Mercure dans le thon: après la France, faut-il s’inquiéter pour nos assiettes au Maroc?

Une boite de thon.

100 % des boîtes de thon en conserve testées en France contiennent du mercure. Une substance neurotoxique capable de freiner le développement du cerveau des enfants. Alors que ce poisson en boite est un classique des repas au Maroc, les ONG Bloom et Foodwatch réclament des mesures d’urgence pour protéger les enfants avant qu’il ne soit trop tard.

Le 26/09/2025 à 14h40

Plus de thon à la cantine, huit villes françaises ont retiré le poisson des menus scolaires. Paris, Lyon, Grenoble et cinq autres municipalités, représentant plus de 3,5 millions d’habitants, ont pris cette décision à la fin du mois d’août 2025, pour protéger les enfants de l’exposition au mercure, un métal neurotoxique dont les effets peuvent être graves sur le développement du cerveau. Cette mesure fait suite à une alerte lancée en octobre 2024 par les ONG Bloom (une ONG française spécialisée dans la protection des océans) et Foodwatch (une association européenne de défense des consommateurs), mettant en évidence des niveaux de mercure préoccupants dans le thon en conserve.
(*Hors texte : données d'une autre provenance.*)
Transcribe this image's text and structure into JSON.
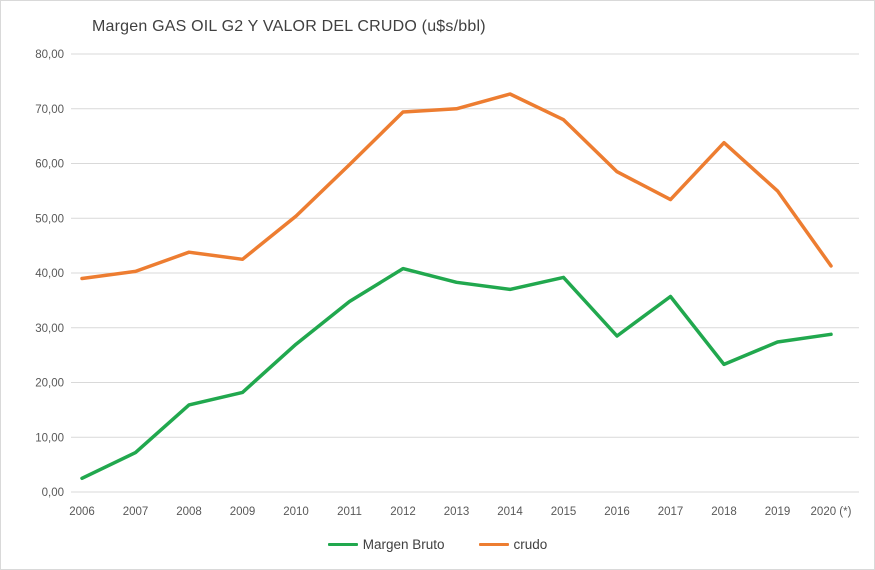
{
  "chart_data": {
    "type": "line",
    "title": "Margen GAS OIL G2 Y VALOR DEL CRUDO (u$s/bbl)",
    "xlabel": "",
    "ylabel": "",
    "units": "u$s/bbl",
    "categories": [
      "2006",
      "2007",
      "2008",
      "2009",
      "2010",
      "2011",
      "2012",
      "2013",
      "2014",
      "2015",
      "2016",
      "2017",
      "2018",
      "2019",
      "2020 (*)"
    ],
    "series": [
      {
        "name": "Margen Bruto",
        "color": "#21a84e",
        "values": [
          2.5,
          7.2,
          15.9,
          18.2,
          27.0,
          34.8,
          40.8,
          38.3,
          37.0,
          39.2,
          28.5,
          35.7,
          23.3,
          27.4,
          28.8
        ]
      },
      {
        "name": "crudo",
        "color": "#ed7d31",
        "values": [
          39.0,
          40.3,
          43.8,
          42.5,
          50.4,
          59.8,
          69.4,
          70.0,
          72.7,
          68.0,
          58.5,
          53.4,
          63.8,
          55.0,
          41.3
        ]
      }
    ],
    "ylim": [
      0,
      80
    ],
    "ytick_step": 10,
    "ytick_labels": [
      "0,00",
      "10,00",
      "20,00",
      "30,00",
      "40,00",
      "50,00",
      "60,00",
      "70,00",
      "80,00"
    ],
    "grid": "horizontal",
    "legend_position": "bottom"
  },
  "colors": {
    "background": "#ffffff",
    "border": "#d9d9d9",
    "gridline": "#d9d9d9",
    "axis_text": "#595959",
    "title_text": "#404040",
    "legend_text": "#404040"
  }
}
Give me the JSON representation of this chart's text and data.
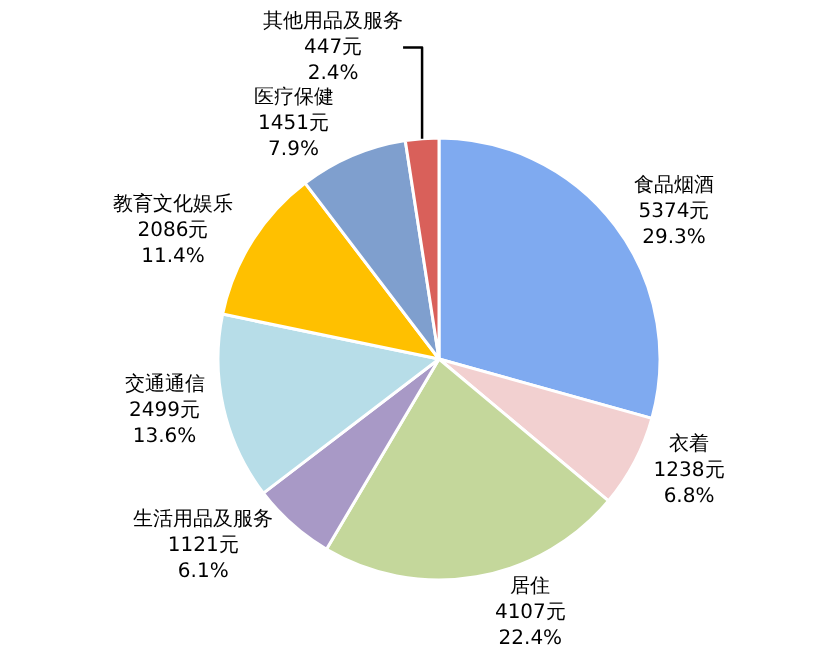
{
  "chart_data": {
    "type": "pie",
    "categories": [
      "食品烟酒",
      "衣着",
      "居住",
      "生活用品及服务",
      "交通通信",
      "教育文化娱乐",
      "医疗保健",
      "其他用品及服务"
    ],
    "values": [
      5374,
      1238,
      4107,
      1121,
      2499,
      2086,
      1451,
      447
    ],
    "value_labels": [
      "5374元\n29.3%",
      "1238元\n6.8%",
      "4107元\n22.4%",
      "1121元\n6.1%",
      "2499元\n13.6%",
      "2086元\n11.4%",
      "1451元\n7.9%",
      "447元\n2.4%"
    ],
    "colors": [
      "#7faaf0",
      "#f2d0d0",
      "#c4d79b",
      "#a899c6",
      "#b7dde8",
      "#ffc000",
      "#7f9fce",
      "#d9605a"
    ],
    "legend": false
  }
}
Une étude menée par ces associations a révélé que 100 % des 148 boîtes de thon analysées en Europe contenaient du mercure. Plus inquiétant encore, 57 % de ces échantillons dépassaient la norme la plus stricte en vigueur pour d’autres poissons, fixée à 0,3 mg/kg. Cette norme est appliquée aux petites espèces, tandis que celle pour les gros prédateurs comme le thon est établie à 1 mg/kg. Les autorités sanitaires européennes justifient cette différence en raison de la position du thon dans la chaîne alimentaire, mais les élus locaux estiment que cette exception ne protège pas suffisamment la santé des enfants.

Le mercure sous la loupe

Le mercure est un neurotoxique reconnu par l’Organisation mondiale de la santé (OMS), pouvant affecter le développement neurologique des enfants. Manger une seule conserve de thon de 100 grammes peut être dangereux pour un enfant de 20 kilos. Selon Bloom, même si le thon contient du mercure au niveau autorisé, l’enfant absorbe près de quatre fois la dose hebdomadaire considérée comme sûre. Cette situation a conduit les mairies à agir, estimant que la protection de la santé des enfants prime sur les normes actuelles.

La présence de mercure dans le thon en conserve n’est pas qu’un problème français. Au Maroc, ce poisson est un aliment de base, consommé régulièrement dans les foyers et parfois servi dans certaines cantines scolaires. Selon les chercheurs des ONG Bloom et Foodwatch, une consommation régulière de thon contenant du mercure, même aux niveaux autorisés, peut provoquer des effets cumulés sur la santé des enfants, affectant leur mémoire, leur motricité et leur concentration à l’école.

Les nutritionnistes recommandent ainsi de diversifier les sources de protéines et de privilégier des poissons moins sujets à la contamination. Au-delà des enfants, les femmes enceintes sont particulièrement vulnérables, car le mercure traverse le placenta (organe temporaire qui relie l’embryon à la paroi utérine de la mère pendant la gestation) et peut altérer le développement neurologique du fœtus.

Les autorités sanitaires marocaines n’ont pas encore publié de recommandations officielles sur la limitation de consommation du thon en conserve, mais les ONG internationales insistent sur la nécessité d’une vigilance accrue et d’une information claire auprès du grand public.

Savoir consommer

Cependant, le thon reste un aliment riche en protéines et en acides gras oméga‑3, essentiels au bon développement du cerveau et au renforcement du système cardiovasculaire. Mais la consommation de thon en conserve, dont le mercure peut se concentrer davantage lors du processus de déshydratation, doit rester modérée. Il ne s’agit donc pas de le bannir complètement, mais de le consommer avec modération, comme n’importe quel autre aliment.

Pour les enfants de moins de 3 ans, particulièrement vulnérables au mercure, il est recommandé de privilégier d’autres sources de protéines et de limiter la consommation de thon de conservation afin de protéger leur développement neurologique d’après l’Agence nationale de sécurité sanitaire de l’alimentation (ANSES). Tant que des recommandations officielles ne seront pas établies, la vigilance individuelle reste le principal rempart pour protéger les enfants.